- Channasandra Location in Karnataka, India
- Coordinates: 12°58′46″N 77°45′49″E﻿ / ﻿12.9795°N 77.7635°E
- Country: India
- State: Karnataka
- District: Bangalore

Languages
- • Official: Kannada
- Time zone: UTC+5:30 (IST)
- PIN: 560067

= Channasandra =

Channasandra is a village situated on the eastern periphery of Bangalore city, in the Kadugodi Nagondahalli, Tirumala Shetti Halli neighborhood. The village lies between Bangalore Urban and Bangalore Rural, separated from the rural areas by a lake that flows from Nandi hills (Dakshinapenakini).

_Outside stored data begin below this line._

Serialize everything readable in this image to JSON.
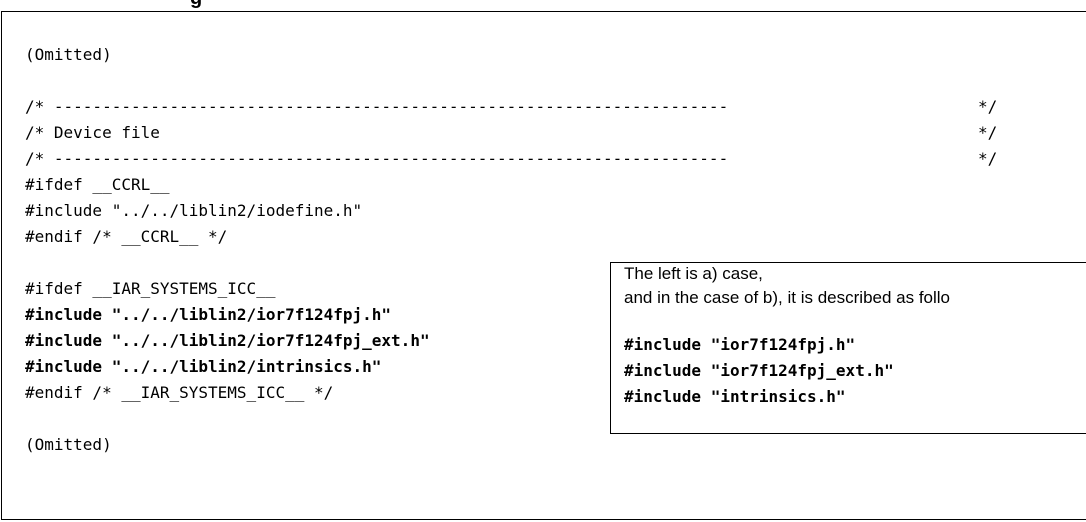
{
  "heading": "g",
  "code": {
    "omitted_top": "(Omitted)",
    "dash_start": "/* ----------------------------------------------------------------------",
    "dash_end": "*/",
    "device_file_comment": "/* Device file",
    "ifdef_ccrl": "#ifdef __CCRL__",
    "include_iodefine": "#include \"../../liblin2/iodefine.h\"",
    "endif_ccrl": "#endif /* __CCRL__ */",
    "ifdef_iar": "#ifdef __IAR_SYSTEMS_ICC__",
    "include_ior7f124fpj": "#include \"../../liblin2/ior7f124fpj.h\"",
    "include_ior7f124fpj_ext": "#include \"../../liblin2/ior7f124fpj_ext.h\"",
    "include_intrinsics": "#include \"../../liblin2/intrinsics.h\"",
    "endif_iar": "#endif /* __IAR_SYSTEMS_ICC__ */",
    "omitted_bottom": "(Omitted)"
  },
  "note": {
    "line1": "The left is a) case,",
    "line2": "and in the case of b), it is described as follo",
    "include1": "#include \"ior7f124fpj.h\"",
    "include2": "#include \"ior7f124fpj_ext.h\"",
    "include3": "#include \"intrinsics.h\""
  }
}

It belongs to the Mahadevapura (Vidhan Sabha constituency) and has a large population, with many migrants.

The majority of people in Channasandra follow Lord Shiva, Basava (the establisher of Anubhava Mantapa), and Kempegowda (the founder and creator of Bangalore). The Veerashaiva Lingath community has the highest population in the area, followed by the Vokaliga (Gowda) and Ksthariya communities. The villagers hold great reverence for Lord Parvati avatar called Savaramma, Kateeramma, and Lord Shiva's Nandi called Basava.

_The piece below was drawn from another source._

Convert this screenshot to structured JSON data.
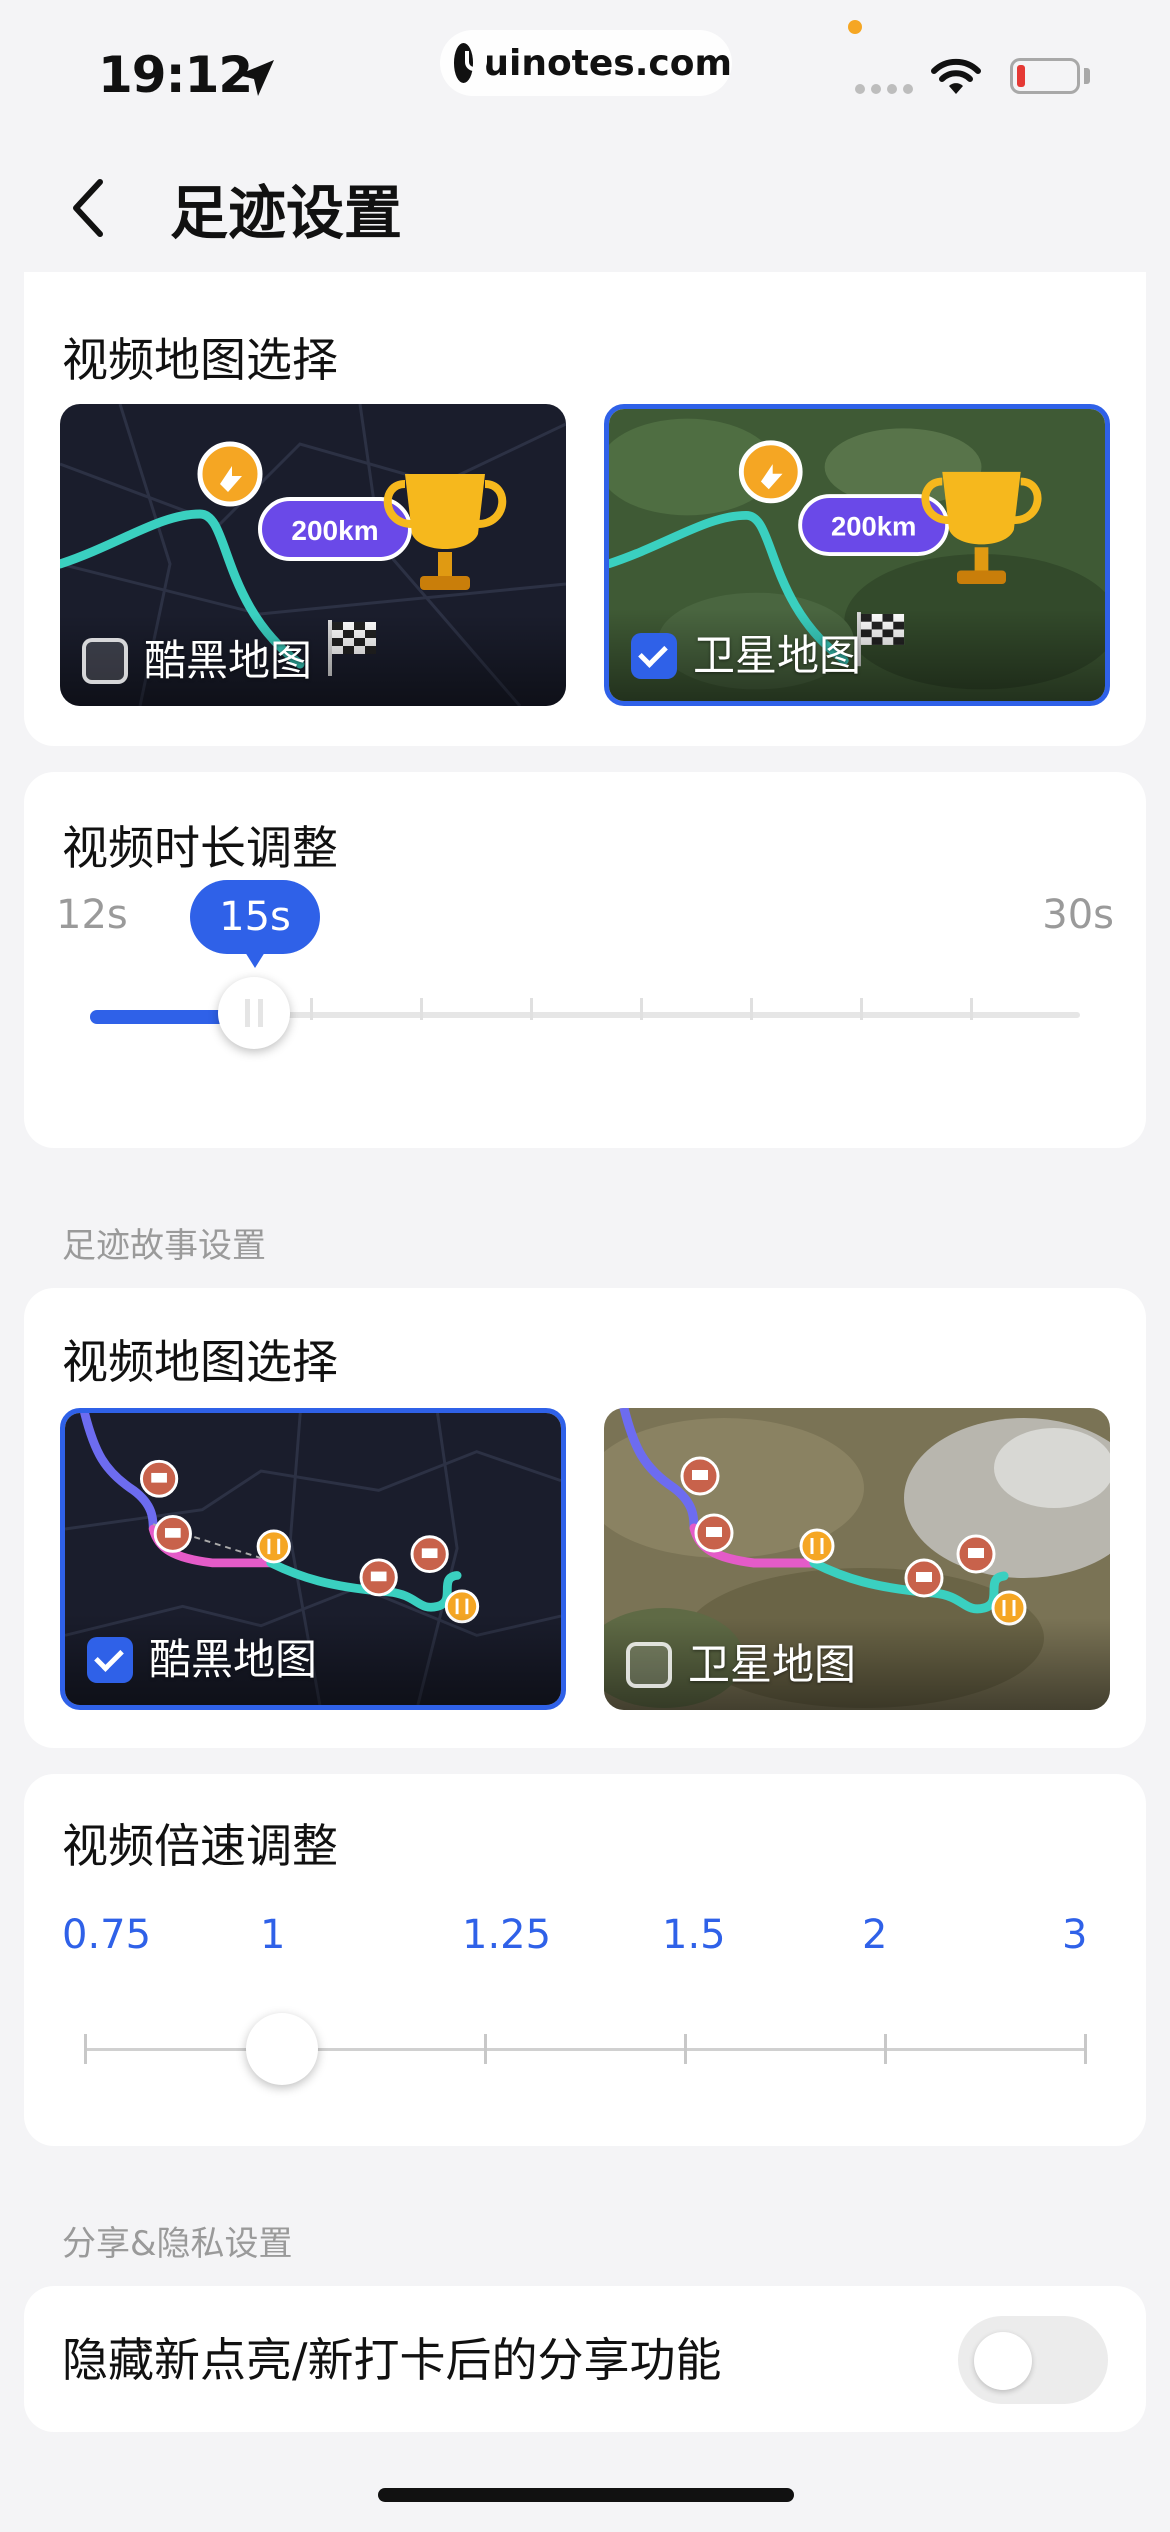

Channasandra is conveniently located near Whitefield railway station, just 1.3 km away, and 2.5 km away from ITPL. The Nexus neighborhood mall is also within close proximity, just 2 km away.

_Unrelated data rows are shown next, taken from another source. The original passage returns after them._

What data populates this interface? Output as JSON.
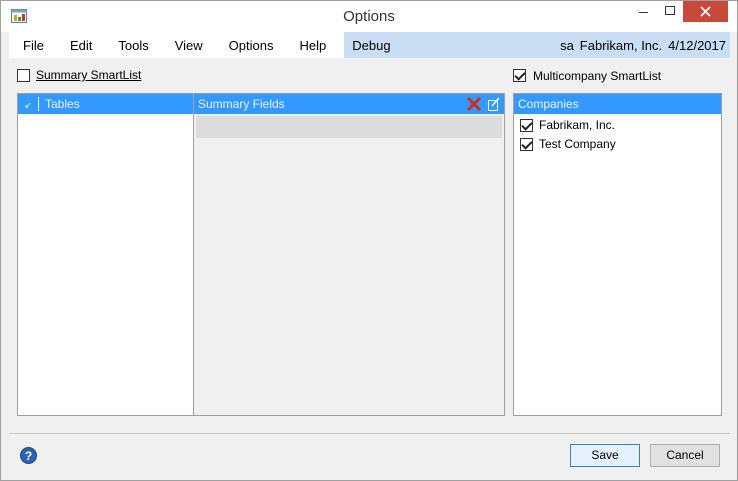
{
  "window": {
    "title": "Options",
    "controls": {
      "minimize": "–",
      "maximize": "□",
      "close": "✕"
    }
  },
  "menu": {
    "items": [
      "File",
      "Edit",
      "Tools",
      "View",
      "Options",
      "Help",
      "Debug"
    ],
    "user": "sa",
    "company": "Fabrikam, Inc.",
    "date": "4/12/2017"
  },
  "summary_smartlist": {
    "label": "Summary SmartList",
    "checked": false
  },
  "multicompany_smartlist": {
    "label": "Multicompany SmartList",
    "checked": true
  },
  "tables_panel": {
    "header": "Tables"
  },
  "summary_fields_panel": {
    "header": "Summary Fields"
  },
  "companies_panel": {
    "header": "Companies",
    "items": [
      {
        "label": "Fabrikam, Inc.",
        "checked": true
      },
      {
        "label": "Test Company",
        "checked": true
      }
    ]
  },
  "footer": {
    "help_icon": "?",
    "save_label": "Save",
    "cancel_label": "Cancel"
  },
  "colors": {
    "header_blue": "#3399ff",
    "menu_bar_blue": "#c9ddf5",
    "close_red": "#c7493b"
  }
}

The village was named after the followers of Basava and Kittur Rani Chennamma. During the First War of Independence in 1857, the British controlled Channasandra as a colonial outpost from Whitefield. After 1886, officers of the Kolar Gold Mine used to stay and travel from Whitefield.

Chennamma, who valiantly fought against the colonial rulers more than three decades before the First War of Independence in 1857, is highly admired for her contribution to upholding the self-esteem of the local people. However, her sacrifice is not well-known to the present generation. During this period, the name Channasandra was changed to Chennasandra to honor Chennamma. "Chenna" means divine love for Chennamma, and "Sandra" means samudra, as the people used to surge like waves in the ocean against the East India Company (British).